Indeed her degree show marks a surprising acceleration into an entirely new, more conceptual, area. “Lost In The Cracks” raises many questions regarding place and surveillance society in the early 21st Century. It is apt that the playfully Kafka-esque installation took place in Croydon, which as well as being the birthplace of dubstep (via the Big Apple record shop) was also where Jamie Reid and the Suburban Press collective vigorously attacked the very nature of post-war “new towns” as sites of grim alienation rather than suburban paradises.
Cook’s installation covers a wide area and I was impressed by the dispersed nature of the work. For example I was greeted at East Croydon station by a friendly bureaucrat who informed me that, despite Croydon technically being in Zone 5 of London’s travelcard system, my Oystercard was not valid there and that I would have to pay a twenty quid penalty fare.
Obviously this raises many questions about what (and where) London actually is, as a “place”. The London of our imaginations is many things, far beyond the representation of the railway map or travelcard zones.
So, as Iain Sinclair has pointed out recently, Stoke Newington has an entirely different character to the rest of the London Borough of Hackney. Similarly Croydon exists in some kind of hinterland, both in London and Surrey, but not really characteristic of either. Whilst dubstep is seen by many as originating in London, it is also suburban in character (cf. comments by Simon Reynolds about dubstep precursors ‘ardkore and Jungle having key participants based in the home counties – most relevantly Essex’s Suburban Base label and shop).
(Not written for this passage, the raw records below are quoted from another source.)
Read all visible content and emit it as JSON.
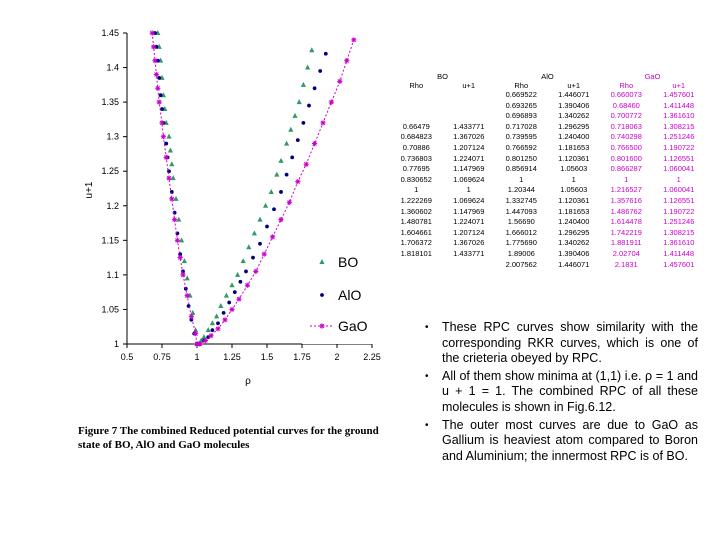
{
  "chart_data": {
    "type": "scatter",
    "title": "",
    "xlabel": "ρ",
    "ylabel": "u+1",
    "xlim": [
      0.5,
      2.25
    ],
    "ylim": [
      1,
      1.45
    ],
    "xticks": [
      "0.5",
      "0.75",
      "1",
      "1.25",
      "1.5",
      "1.75",
      "2",
      "2.25"
    ],
    "yticks": [
      "1",
      "1.05",
      "1.1",
      "1.15",
      "1.2",
      "1.25",
      "1.3",
      "1.35",
      "1.4",
      "1.45"
    ],
    "legend_position": "right",
    "grid": false,
    "series": [
      {
        "name": "BO",
        "marker": "triangle",
        "color": "#339966",
        "x": [
          0.72,
          0.73,
          0.74,
          0.75,
          0.76,
          0.77,
          0.78,
          0.8,
          0.81,
          0.82,
          0.83,
          0.85,
          0.87,
          0.89,
          0.91,
          0.93,
          0.95,
          0.97,
          0.99,
          1.0,
          1.01,
          1.03,
          1.05,
          1.08,
          1.11,
          1.14,
          1.17,
          1.21,
          1.25,
          1.29,
          1.33,
          1.37,
          1.41,
          1.45,
          1.49,
          1.53,
          1.57,
          1.6,
          1.64,
          1.67,
          1.7,
          1.73,
          1.76,
          1.79,
          1.82
        ],
        "y": [
          1.45,
          1.43,
          1.41,
          1.385,
          1.36,
          1.34,
          1.32,
          1.3,
          1.28,
          1.26,
          1.24,
          1.21,
          1.18,
          1.15,
          1.12,
          1.095,
          1.07,
          1.045,
          1.02,
          1.0,
          1.0,
          1.005,
          1.01,
          1.02,
          1.03,
          1.04,
          1.055,
          1.07,
          1.085,
          1.1,
          1.12,
          1.14,
          1.16,
          1.18,
          1.2,
          1.22,
          1.245,
          1.265,
          1.29,
          1.31,
          1.33,
          1.35,
          1.375,
          1.4,
          1.425
        ]
      },
      {
        "name": "AlO",
        "marker": "circle",
        "color": "#000080",
        "x": [
          0.7,
          0.71,
          0.72,
          0.73,
          0.74,
          0.75,
          0.76,
          0.78,
          0.79,
          0.8,
          0.82,
          0.84,
          0.86,
          0.88,
          0.9,
          0.92,
          0.94,
          0.96,
          0.98,
          1.0,
          1.02,
          1.05,
          1.08,
          1.11,
          1.15,
          1.19,
          1.23,
          1.27,
          1.31,
          1.35,
          1.4,
          1.45,
          1.5,
          1.55,
          1.6,
          1.64,
          1.68,
          1.72,
          1.76,
          1.8,
          1.84,
          1.88,
          1.92
        ],
        "y": [
          1.45,
          1.43,
          1.41,
          1.385,
          1.36,
          1.34,
          1.32,
          1.29,
          1.27,
          1.25,
          1.22,
          1.19,
          1.16,
          1.13,
          1.105,
          1.08,
          1.055,
          1.035,
          1.015,
          1.0,
          1.0,
          1.005,
          1.01,
          1.02,
          1.03,
          1.045,
          1.06,
          1.075,
          1.09,
          1.105,
          1.125,
          1.145,
          1.17,
          1.195,
          1.22,
          1.245,
          1.27,
          1.295,
          1.32,
          1.345,
          1.37,
          1.395,
          1.42
        ]
      },
      {
        "name": "GaO",
        "marker": "asterisk",
        "color": "#cc00cc",
        "x": [
          0.68,
          0.69,
          0.7,
          0.71,
          0.72,
          0.73,
          0.75,
          0.76,
          0.78,
          0.8,
          0.82,
          0.84,
          0.86,
          0.88,
          0.9,
          0.93,
          0.96,
          0.99,
          1.0,
          1.02,
          1.06,
          1.1,
          1.15,
          1.2,
          1.25,
          1.3,
          1.36,
          1.42,
          1.48,
          1.54,
          1.6,
          1.66,
          1.72,
          1.78,
          1.84,
          1.9,
          1.96,
          2.02,
          2.07,
          2.12
        ],
        "y": [
          1.45,
          1.43,
          1.41,
          1.39,
          1.37,
          1.35,
          1.32,
          1.3,
          1.27,
          1.24,
          1.21,
          1.18,
          1.15,
          1.125,
          1.1,
          1.07,
          1.04,
          1.015,
          1.0,
          1.0,
          1.005,
          1.012,
          1.022,
          1.035,
          1.05,
          1.065,
          1.085,
          1.105,
          1.13,
          1.155,
          1.18,
          1.205,
          1.235,
          1.26,
          1.29,
          1.32,
          1.35,
          1.38,
          1.41,
          1.44
        ]
      }
    ]
  },
  "table": {
    "group_headers": [
      "BO",
      "AlO",
      "GaO"
    ],
    "column_headers": [
      "Rho",
      "u+1",
      "Rho",
      "u+1",
      "Rho",
      "u+1"
    ],
    "bo_rho": [
      "0.66479",
      "0.684823",
      "0.70886",
      "0.736803",
      "0.77695",
      "0.830652",
      "1",
      "1.222269",
      "1.360602",
      "1.480781",
      "1.604661",
      "1.706372",
      "1.818101"
    ],
    "bo_u": [
      "1.433771",
      "1.367026",
      "1.207124",
      "1.224071",
      "1.147969",
      "1.069624",
      "1",
      "1.069624",
      "1.147969",
      "1.224071",
      "1.207124",
      "1.367026",
      "1.433771"
    ],
    "alo_rho": [
      "0.669522",
      "0.693265",
      "0.696893",
      "0.717028",
      "0.739595",
      "0.766592",
      "0.801250",
      "0.856914",
      "1",
      "1.20344",
      "1.332745",
      "1.447093",
      "1.56690",
      "1.666012",
      "1.775690",
      "1.89006",
      "2.007562"
    ],
    "alo_u": [
      "1.446071",
      "1.390406",
      "1.340262",
      "1.296295",
      "1.240400",
      "1.181653",
      "1.120361",
      "1.05603",
      "1",
      "1.05603",
      "1.120361",
      "1.181653",
      "1.240400",
      "1.296295",
      "1.340262",
      "1.390406",
      "1.446071"
    ],
    "gao_rho": [
      "0.660073",
      "0.68460",
      "0.700772",
      "0.718063",
      "0.740298",
      "0.766500",
      "0.801600",
      "0.866287",
      "1",
      "1.216527",
      "1.357616",
      "1.486762",
      "1.614478",
      "1.742219",
      "1.881911",
      "2.02704",
      "2.1831"
    ],
    "gao_u": [
      "1.457601",
      "1.411448",
      "1.361610",
      "1.308215",
      "1.251246",
      "1.190722",
      "1.126551",
      "1.060041",
      "1",
      "1.060041",
      "1.126551",
      "1.190722",
      "1.251246",
      "1.308215",
      "1.361610",
      "1.411448",
      "1.457601"
    ]
  },
  "caption": "Figure 7 The combined Reduced potential curves for the ground state of BO, AlO and GaO molecules",
  "bullets": [
    "These RPC curves show similarity with the corresponding RKR curves, which is one of the crieteria obeyed by RPC.",
    "All of them show minima at (1,1) i.e. ρ = 1 and u + 1 = 1. The combined RPC of all these molecules is shown in Fig.6.12.",
    "The outer most curves are due to GaO as Gallium is heaviest atom compared to Boron and Aluminium; the innermost RPC is of BO."
  ],
  "bullet_symbol": "•"
}
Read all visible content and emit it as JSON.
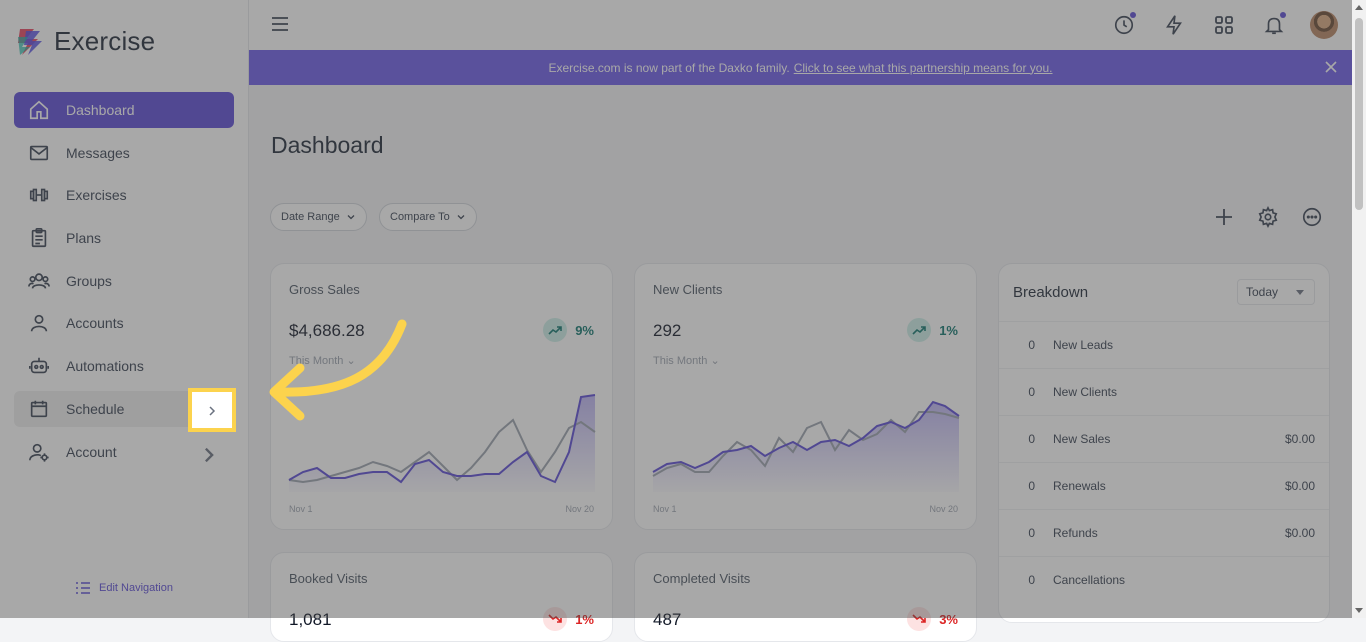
{
  "app": {
    "name": "Exercise"
  },
  "sidebar": {
    "items": [
      {
        "label": "Dashboard",
        "icon": "home-icon"
      },
      {
        "label": "Messages",
        "icon": "mail-icon"
      },
      {
        "label": "Exercises",
        "icon": "dumbbell-icon"
      },
      {
        "label": "Plans",
        "icon": "clipboard-icon"
      },
      {
        "label": "Groups",
        "icon": "users-icon"
      },
      {
        "label": "Accounts",
        "icon": "user-icon"
      },
      {
        "label": "Automations",
        "icon": "robot-icon"
      },
      {
        "label": "Schedule",
        "icon": "calendar-icon"
      },
      {
        "label": "Account",
        "icon": "user-settings-icon"
      }
    ],
    "edit_nav_label": "Edit Navigation"
  },
  "banner": {
    "text": "Exercise.com is now part of the Daxko family.",
    "link": "Click to see what this partnership means for you."
  },
  "page": {
    "title": "Dashboard"
  },
  "filters": {
    "date_range": "Date Range",
    "compare_to": "Compare To"
  },
  "cards": [
    {
      "title": "Gross Sales",
      "value": "$4,686.28",
      "trend": "9%",
      "trend_direction": "up",
      "period": "This Month",
      "x_start": "Nov 1",
      "x_end": "Nov 20"
    },
    {
      "title": "New Clients",
      "value": "292",
      "trend": "1%",
      "trend_direction": "up",
      "period": "This Month",
      "x_start": "Nov 1",
      "x_end": "Nov 20"
    },
    {
      "title": "Booked Visits",
      "value": "1,081",
      "trend": "1%",
      "trend_direction": "down"
    },
    {
      "title": "Completed Visits",
      "value": "487",
      "trend": "3%",
      "trend_direction": "down"
    }
  ],
  "breakdown": {
    "title": "Breakdown",
    "period": "Today",
    "rows": [
      {
        "count": "0",
        "label": "New Leads",
        "amount": ""
      },
      {
        "count": "0",
        "label": "New Clients",
        "amount": ""
      },
      {
        "count": "0",
        "label": "New Sales",
        "amount": "$0.00"
      },
      {
        "count": "0",
        "label": "Renewals",
        "amount": "$0.00"
      },
      {
        "count": "0",
        "label": "Refunds",
        "amount": "$0.00"
      },
      {
        "count": "0",
        "label": "Cancellations",
        "amount": ""
      }
    ]
  },
  "colors": {
    "accent": "#5b4bd6",
    "banner": "#6d5be8",
    "highlight": "#fcd34d"
  }
}
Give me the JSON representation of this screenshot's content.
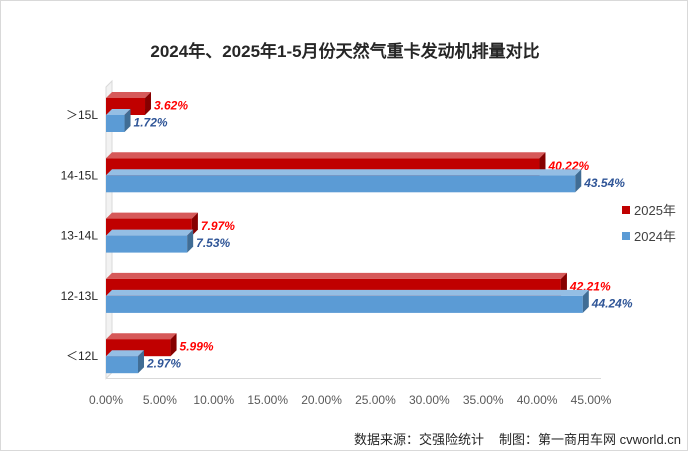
{
  "chart_data": {
    "type": "bar",
    "orientation": "horizontal",
    "title": "2024年、2025年1-5月份天然气重卡发动机排量对比",
    "categories": [
      "＞15L",
      "14-15L",
      "13-14L",
      "12-13L",
      "＜12L"
    ],
    "series": [
      {
        "name": "2025年",
        "color": "#c00000",
        "label_color": "#ff0000",
        "values": [
          3.62,
          40.22,
          7.97,
          42.21,
          5.99
        ],
        "labels": [
          "3.62%",
          "40.22%",
          "7.97%",
          "42.21%",
          "5.99%"
        ]
      },
      {
        "name": "2024年",
        "color": "#5b9bd5",
        "label_color": "#2f5597",
        "values": [
          1.72,
          43.54,
          7.53,
          44.24,
          2.97
        ],
        "labels": [
          "1.72%",
          "43.54%",
          "7.53%",
          "44.24%",
          "2.97%"
        ]
      }
    ],
    "xlim": [
      0,
      45
    ],
    "xticks": [
      "0.00%",
      "5.00%",
      "10.00%",
      "15.00%",
      "20.00%",
      "25.00%",
      "30.00%",
      "35.00%",
      "40.00%",
      "45.00%"
    ],
    "legend_position": "right",
    "grid": false,
    "style": "3d"
  },
  "footer": {
    "source": "数据来源：交强险统计",
    "credit": "制图：第一商用车网 cvworld.cn"
  }
}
Cook’s secondary point is that the very nature of “place” is formed by social processes. These processes include state and corporate interventions both at “national” and “local” levels. East Croydon station is one of the busiest outside of Zone 1, so perhaps the town itself will be forever associated with the railway and its operating company, Southern.
But Cook also reminds us that these interpretations are always subject to negotiation. The smiling bureaucrat was only too eager to inform me that there was a chance that my twenty quid penalty fare would be refunded to me if I appealed. The message I took away from this is that we must resist the imposition of bureaucratic “place” and formulate our own relationships with Croydon, by wandering about ourselves. This is reminiscent of the work done by the Equi Phallic Alliance to undermine notions of “Wessex” generated by reactionary poets.
Indeed, the latter part of Cook’s installation is composed of a semi-guided derive of the area around the station. My invite directed me to College Road, but on entering the college building there I was informed by a second bureaucrat that I was in the wrong place and needed to head to the H.E. College instead. I continued to wander, enjoying the sunshine, ruminating on the role of educational establishments in confining thought. The almost deserted H.E. College provided even less answers. I drifted happily through its corridors, viewing some of the more conventional work by other students.
There was no trace of Georgina Cook, her invisibility only serving to highlight her presence.